Andrea Yarbrough is a multi-disciplinary artist, curator, and educator based on the South Side of Chicago, nurturing sites of care through a blend of civic engagement and art praxis. Her praxis is embodied through the collaborative placekeeping initiative called “in c/o:” (in care of), which brings together writers, curators, farmers, mamas, dancers, organizers, teachers, cultural producers, youth, and visual artists to collectively exhume the (in)visibility of care for Black women.
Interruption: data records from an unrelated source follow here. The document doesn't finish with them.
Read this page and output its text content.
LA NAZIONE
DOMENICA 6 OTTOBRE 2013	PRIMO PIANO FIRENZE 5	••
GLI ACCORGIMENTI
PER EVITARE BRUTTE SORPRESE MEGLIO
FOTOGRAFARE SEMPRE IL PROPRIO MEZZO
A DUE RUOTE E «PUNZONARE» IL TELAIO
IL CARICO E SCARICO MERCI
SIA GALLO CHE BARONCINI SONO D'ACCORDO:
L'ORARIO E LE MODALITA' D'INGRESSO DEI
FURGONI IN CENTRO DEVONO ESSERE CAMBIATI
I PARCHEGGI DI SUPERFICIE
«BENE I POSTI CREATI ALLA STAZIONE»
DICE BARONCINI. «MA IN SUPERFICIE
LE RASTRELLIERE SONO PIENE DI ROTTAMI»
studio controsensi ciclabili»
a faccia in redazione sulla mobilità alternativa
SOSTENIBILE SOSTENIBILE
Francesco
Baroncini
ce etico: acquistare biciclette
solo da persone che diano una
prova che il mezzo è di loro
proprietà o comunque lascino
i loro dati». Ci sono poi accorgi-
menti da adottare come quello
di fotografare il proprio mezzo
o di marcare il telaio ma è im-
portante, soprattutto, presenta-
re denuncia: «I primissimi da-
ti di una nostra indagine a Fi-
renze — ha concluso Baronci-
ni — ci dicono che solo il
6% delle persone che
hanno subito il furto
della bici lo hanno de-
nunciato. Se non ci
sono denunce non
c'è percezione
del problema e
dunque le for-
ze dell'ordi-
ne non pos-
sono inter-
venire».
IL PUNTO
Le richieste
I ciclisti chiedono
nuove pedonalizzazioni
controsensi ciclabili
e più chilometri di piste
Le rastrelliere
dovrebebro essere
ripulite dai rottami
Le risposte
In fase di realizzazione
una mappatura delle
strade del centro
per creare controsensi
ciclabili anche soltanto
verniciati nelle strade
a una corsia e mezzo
Andrea’s process transforms quotidian materials that are slated for waste streams into designed and utilitarian objects that serve as community resources. She incorporates the impact of solidarity and circular economies at material, individual, and communal scales. By constructing functionally designed objects, cultivating land, archiving and documenting histories of Black women, and curating exhibitions and public programs, her socially-engaged practice exemplifies how communities can reclaim and reconstruct their surroundings while navigating agency and ownership over underutilized space.